Männer wie Frauen in der Schweiz haben sich bisher grossmehrheitlich gegen Quoten geäussert. Das hindert einige Chefinnen und Chefs nicht, sich nun in einer Allianz zusammen zu tun und programmatisch Männer und Andersdenkende zu diskriminieren.

http://www.tagesanzeiger.ch/wirtschaft/Wir-sind-mit-der-Post-im-Gespraech/story/22318306

Es geht also weiter mit der Opfer/Täter Geschichte. Denn was sagt eine Quote aus? Dass hier die Bösen sind und da die armen Opfer, die von den Bösen abgehalten werden, ihren Karriereweg zu gehen. Viele Männer und Frauen haben noch nicht begriffen, was diese Massnahmen begleiten: Nämlich eine Kriegserklärung an das männliche Geschlecht! Wer mir aber den Krieg erklärt, der verliert mich als Kunden oder potentiellen Kunden. Das ist auch gleich die gute Nachricht im obigen Beitrag. Ich weiss nun ganz konkret, wen ich boykottieren muss.
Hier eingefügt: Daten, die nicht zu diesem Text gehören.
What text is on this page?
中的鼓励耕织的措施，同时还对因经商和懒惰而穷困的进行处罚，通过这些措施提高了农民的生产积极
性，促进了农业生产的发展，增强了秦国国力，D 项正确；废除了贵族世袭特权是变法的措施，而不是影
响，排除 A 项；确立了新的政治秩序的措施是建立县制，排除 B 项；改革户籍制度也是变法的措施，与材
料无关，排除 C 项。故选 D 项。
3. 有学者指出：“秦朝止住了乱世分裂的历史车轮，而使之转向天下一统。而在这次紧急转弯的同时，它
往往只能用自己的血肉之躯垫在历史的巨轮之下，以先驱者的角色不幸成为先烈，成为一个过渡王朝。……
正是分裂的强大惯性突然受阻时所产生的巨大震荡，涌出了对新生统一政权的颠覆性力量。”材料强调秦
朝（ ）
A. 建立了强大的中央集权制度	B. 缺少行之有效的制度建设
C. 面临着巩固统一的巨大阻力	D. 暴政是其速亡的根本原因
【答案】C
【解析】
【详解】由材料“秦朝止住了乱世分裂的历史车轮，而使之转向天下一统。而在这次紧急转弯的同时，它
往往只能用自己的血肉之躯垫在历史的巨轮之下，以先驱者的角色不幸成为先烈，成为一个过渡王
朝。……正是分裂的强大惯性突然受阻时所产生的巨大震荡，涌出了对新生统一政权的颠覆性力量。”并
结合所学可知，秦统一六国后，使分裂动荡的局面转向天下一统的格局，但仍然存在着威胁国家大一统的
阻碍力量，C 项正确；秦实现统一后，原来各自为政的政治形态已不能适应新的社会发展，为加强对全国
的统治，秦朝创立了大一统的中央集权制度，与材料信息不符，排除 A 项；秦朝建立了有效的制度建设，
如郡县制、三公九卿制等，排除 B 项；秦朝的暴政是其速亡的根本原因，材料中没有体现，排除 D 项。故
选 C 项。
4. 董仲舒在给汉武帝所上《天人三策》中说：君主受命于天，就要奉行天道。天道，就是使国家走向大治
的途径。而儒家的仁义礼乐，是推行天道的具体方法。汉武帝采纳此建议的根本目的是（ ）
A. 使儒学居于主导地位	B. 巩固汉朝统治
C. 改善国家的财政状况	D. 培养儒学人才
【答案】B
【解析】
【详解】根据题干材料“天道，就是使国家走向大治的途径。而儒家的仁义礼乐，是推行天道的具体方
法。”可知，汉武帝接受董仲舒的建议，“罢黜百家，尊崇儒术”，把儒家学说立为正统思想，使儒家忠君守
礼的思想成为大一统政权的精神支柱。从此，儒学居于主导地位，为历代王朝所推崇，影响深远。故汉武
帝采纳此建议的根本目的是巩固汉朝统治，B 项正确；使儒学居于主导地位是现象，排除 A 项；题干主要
Meine Hypothek bei der beteiligten Grossbank läuft demnächst aus. Jetzt ratet einmal, welche Institute ich berücksichtige beim neuen Abschluss. Doch das Boykottieren alleine reicht nicht aus. Die mir aufgrund meines Geschlechts feindlich gesinnten Firmen, müssen auch wissen, warum ich ihre Produkte und DIenstleistungen in Zukunft nicht mehr konsumieren werde. Also muss ich mich auch konkret dazu äussern, WARUM ich tue, was ich tue.

Soweit so gut. Tragischerweise sind wohl bald auch Staatsbetriebe/Monopolisten dabei, wo ich keine Wahl habe, diese zu umgehen. Da ist guter Rat teuer und es bleibt wohl beim schriftlichen Protestieren. Doch wie die letzten Jahre zeigen, es reicht nicht mehr. Es verhindert die katastrophale Entwicklung nicht. Und das ist äusserst frustrierend.